Umfrage: Viele Menschen in Deutschland stehen digital unter Daueranspannung
Viele Menschen in Deutschland greifen auch ohne akuten Anlass regelmäßig zu Smartphone, Tablet oder Laptop. Das geht aus einer repräsentativen Erhebung der IU Internationalen Hochschule in Erfurt hervor. Demnach schauen 81 Prozent der Befragten mindestens einmal pro Stunde auf ihre Geräte – selbst dann, wenn keine neue Benachrichtigung eingegangen ist.
Besonders ausgeprägt ist dieses Verhalten bei Jüngeren. In der Gruppe der 16- bis 30-Jährigen liegt der Anteil laut Umfrage bei 90,6 Prozent. Fast jeder Zweite in dieser Altersklasse (48,6 Prozent) gab zudem an, offline die Sorge zu haben, etwas zu verpassen. Dieses Phänomen ist auch unter dem Begriff Fomo bekannt, kurz für „fear of missing out“.
Erwartung, schnell zu reagieren
Mehr als die Hälfte aller Befragten (56,2 Prozent) hat den Eindruck, dass von ihrem Umfeld eine schnelle Antwort auf digitale Nachrichten erwartet wird. Unter Berufstätigen sagte zudem knapp ein Drittel (32,9 Prozent), sich auch nach Feierabend zur Erreichbarkeit verpflichtet zu fühlen.
Für die Untersuchung mit dem Titel „Always-on: Digitaler Stress in Deutschland“ wurden 2.000 Menschen zwischen 16 und 65 Jahren befragt. Die Stichprobe war nach Alter und Geschlecht repräsentativ. Die Befragung fand vom 13. bis 19. Januar 2026 statt.

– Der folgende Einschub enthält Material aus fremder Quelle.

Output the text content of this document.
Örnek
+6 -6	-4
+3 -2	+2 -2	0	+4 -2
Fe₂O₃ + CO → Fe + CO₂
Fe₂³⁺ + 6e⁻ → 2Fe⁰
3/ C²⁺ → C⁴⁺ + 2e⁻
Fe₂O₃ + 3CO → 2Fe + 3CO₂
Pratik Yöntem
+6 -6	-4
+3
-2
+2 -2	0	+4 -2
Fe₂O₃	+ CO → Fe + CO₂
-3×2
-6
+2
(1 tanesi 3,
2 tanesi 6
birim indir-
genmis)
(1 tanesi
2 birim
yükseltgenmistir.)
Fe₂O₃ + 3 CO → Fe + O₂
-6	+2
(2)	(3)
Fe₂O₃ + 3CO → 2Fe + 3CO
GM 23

Viele möchten öfter offline sein
Stefanie André, Professorin für Gesundheitsmanagement an der IU, verwies auf den Druck, der durch digitale Kommunikation entsteht. Schon Lesebestätigungen bei Nachrichten könnten Erwartungen auslösen, möglichst rasch zu antworten. Laut André ist dieser Druck im familiären Umfeld besonders stark – vor allem bei Frauen, die in vielen Haushalten weiterhin einen großen Teil der Organisation des Alltags übernehmen.
Zugleich äußerten 56 Prozent der Teilnehmenden den Wunsch, häufiger offline zu sein. Für Timo Kortsch, Professor für Wirtschaftspsychologie an der IU, zeigt das Spannungsfeld zwischen Wunsch und Wirklichkeit vor allem den Einfluss äußerer Faktoren. Dazu zählten soziale Erwartungen, berufliche Anforderungen und die Angst, etwas zu verpassen.
Digitale Unterbrechungen belasten die Konzentration
Die Ergebnisse deuten außerdem darauf hin, dass die ständige digitale Verfügbarkeit die Aufmerksamkeit beeinträchtigt. 37,2 Prozent der Befragten sagten, nach Unterbrechungen durch Nachrichten schnell den Faden zu verlieren. 44,3 Prozent fühlen sich nach eigener Aussage von der Menge digitaler Informationen überfordert.
Als häufigste Maßnahmen gegen digitalen Stress nannten die Teilnehmenden das Abschalten von Push-Mitteilungen (38,4 Prozent), die Nutzung des „Nicht stören“-Modus (29,5 Prozent) sowie bewusste Aktivitäten ohne digitale Geräte, etwa beim Sport (28,7 Prozent).